Le prix du cobalt poursuit sa tendance à la baisse, affecté par les difficultés du secteur aéronautique

Le prix du cobalt dégringole depuis plusieurs mois à cause de la baisse des ventes de véhicules électriques. Cette tendance baissière devrait se poursuivre en raison du ralentissement de la demande du secteur aéronautique, où le métal est utilisé pour les aubes des turbines dans les réacteurs. Le prix du cobalt est sur une tendance à la baisse depuis plusieurs mois, et cela s’est accentué avec la pandémie de Covid-19. Le métal a chuté de 15 % depuis février pour s’établir autour de 30 000 $ la tonne, alors que se présentent de nouvelles inquiétudes liées à la chute de la demande pour les aubes des turbines à réaction. Alors que la pandémie de Covid-19 a cloué les avions au sol, les compagnies aériennes enregistrent des pertes, et certaines à l’image de Qatar Airways ou Singapour Airlines, envisagent de reporter leurs achats de nouveaux avions. La demande du secteur de l’aéronautique s’établira à 4 442 t cette année, soit une baisse de 18 % par rapport à 2019, a déclaré George Heppel, un analyste chez CRU Group cité par Reuters.
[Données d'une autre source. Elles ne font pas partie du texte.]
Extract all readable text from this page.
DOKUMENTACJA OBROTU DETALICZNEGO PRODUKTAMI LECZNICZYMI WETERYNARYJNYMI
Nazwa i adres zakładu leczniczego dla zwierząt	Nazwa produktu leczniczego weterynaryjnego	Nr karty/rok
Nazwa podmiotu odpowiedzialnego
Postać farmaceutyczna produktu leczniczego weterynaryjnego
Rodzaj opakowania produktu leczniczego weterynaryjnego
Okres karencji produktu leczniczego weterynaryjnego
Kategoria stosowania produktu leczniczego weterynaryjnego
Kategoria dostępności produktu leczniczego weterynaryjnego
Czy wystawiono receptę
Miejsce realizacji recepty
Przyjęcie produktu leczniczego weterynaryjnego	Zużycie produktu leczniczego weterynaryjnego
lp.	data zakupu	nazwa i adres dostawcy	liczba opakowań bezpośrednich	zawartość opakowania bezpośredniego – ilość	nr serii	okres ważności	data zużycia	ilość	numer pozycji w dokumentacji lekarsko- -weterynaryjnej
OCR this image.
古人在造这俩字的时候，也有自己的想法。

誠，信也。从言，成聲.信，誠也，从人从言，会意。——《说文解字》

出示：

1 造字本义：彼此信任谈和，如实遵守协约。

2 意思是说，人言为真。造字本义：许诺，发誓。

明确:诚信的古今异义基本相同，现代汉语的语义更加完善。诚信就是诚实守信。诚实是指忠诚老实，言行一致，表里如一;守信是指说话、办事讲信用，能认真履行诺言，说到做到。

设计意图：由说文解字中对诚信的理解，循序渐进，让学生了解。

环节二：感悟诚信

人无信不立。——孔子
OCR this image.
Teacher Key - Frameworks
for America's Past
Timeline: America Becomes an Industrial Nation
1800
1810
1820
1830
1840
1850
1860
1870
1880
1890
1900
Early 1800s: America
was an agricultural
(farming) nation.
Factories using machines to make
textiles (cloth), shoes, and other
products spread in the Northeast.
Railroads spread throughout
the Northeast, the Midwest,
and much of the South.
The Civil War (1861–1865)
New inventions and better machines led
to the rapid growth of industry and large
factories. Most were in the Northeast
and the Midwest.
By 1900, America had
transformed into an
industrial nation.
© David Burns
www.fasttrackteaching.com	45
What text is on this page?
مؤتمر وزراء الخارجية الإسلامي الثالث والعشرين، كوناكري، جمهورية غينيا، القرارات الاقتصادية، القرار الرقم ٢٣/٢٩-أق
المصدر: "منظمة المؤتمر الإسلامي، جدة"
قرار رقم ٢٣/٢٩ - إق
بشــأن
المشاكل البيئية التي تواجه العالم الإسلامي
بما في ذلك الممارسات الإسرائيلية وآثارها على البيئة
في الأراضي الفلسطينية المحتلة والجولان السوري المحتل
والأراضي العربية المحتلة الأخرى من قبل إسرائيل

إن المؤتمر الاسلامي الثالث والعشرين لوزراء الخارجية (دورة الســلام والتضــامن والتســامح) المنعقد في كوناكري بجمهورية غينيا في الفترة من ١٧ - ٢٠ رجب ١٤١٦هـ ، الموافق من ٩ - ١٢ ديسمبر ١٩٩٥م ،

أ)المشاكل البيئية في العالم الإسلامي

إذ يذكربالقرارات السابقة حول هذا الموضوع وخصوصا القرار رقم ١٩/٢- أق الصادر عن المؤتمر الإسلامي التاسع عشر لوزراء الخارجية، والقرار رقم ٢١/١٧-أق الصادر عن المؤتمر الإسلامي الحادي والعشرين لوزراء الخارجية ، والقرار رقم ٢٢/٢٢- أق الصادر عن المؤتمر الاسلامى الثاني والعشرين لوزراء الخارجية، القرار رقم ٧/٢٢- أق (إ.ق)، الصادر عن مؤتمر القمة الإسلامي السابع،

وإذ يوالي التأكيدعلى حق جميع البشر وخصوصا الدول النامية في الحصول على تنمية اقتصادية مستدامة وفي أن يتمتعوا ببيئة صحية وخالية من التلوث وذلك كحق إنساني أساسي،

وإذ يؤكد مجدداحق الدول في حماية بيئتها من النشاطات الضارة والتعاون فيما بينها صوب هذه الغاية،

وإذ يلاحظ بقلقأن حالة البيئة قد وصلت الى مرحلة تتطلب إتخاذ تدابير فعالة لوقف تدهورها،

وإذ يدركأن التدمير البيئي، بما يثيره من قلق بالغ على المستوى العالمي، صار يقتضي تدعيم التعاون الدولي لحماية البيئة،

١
Cette situation vient s’ajouter à la baisse de la demande déjà enregistrée dans le secteur des véhicules électriques, faisant monter d’après l’expert, l’excédent total de cobalt à 6 300 t cette année. Si les ventes de voitures devraient bientôt repartir à la hausse, cela ne devrait toutefois pas suffire à rééquilibrer le marché. Avec de telles perspectives, c’est la RDC, premier producteur mondial, qui a de nouvelles raisons de s’inquiéter à un moment où son économie est déjà durement touchée par la crise sanitaire. Le temps où le métal se négociait à 90 000 $ la tonne semble désormais bien assez loin, apprend-on de l’agenceecofin.com.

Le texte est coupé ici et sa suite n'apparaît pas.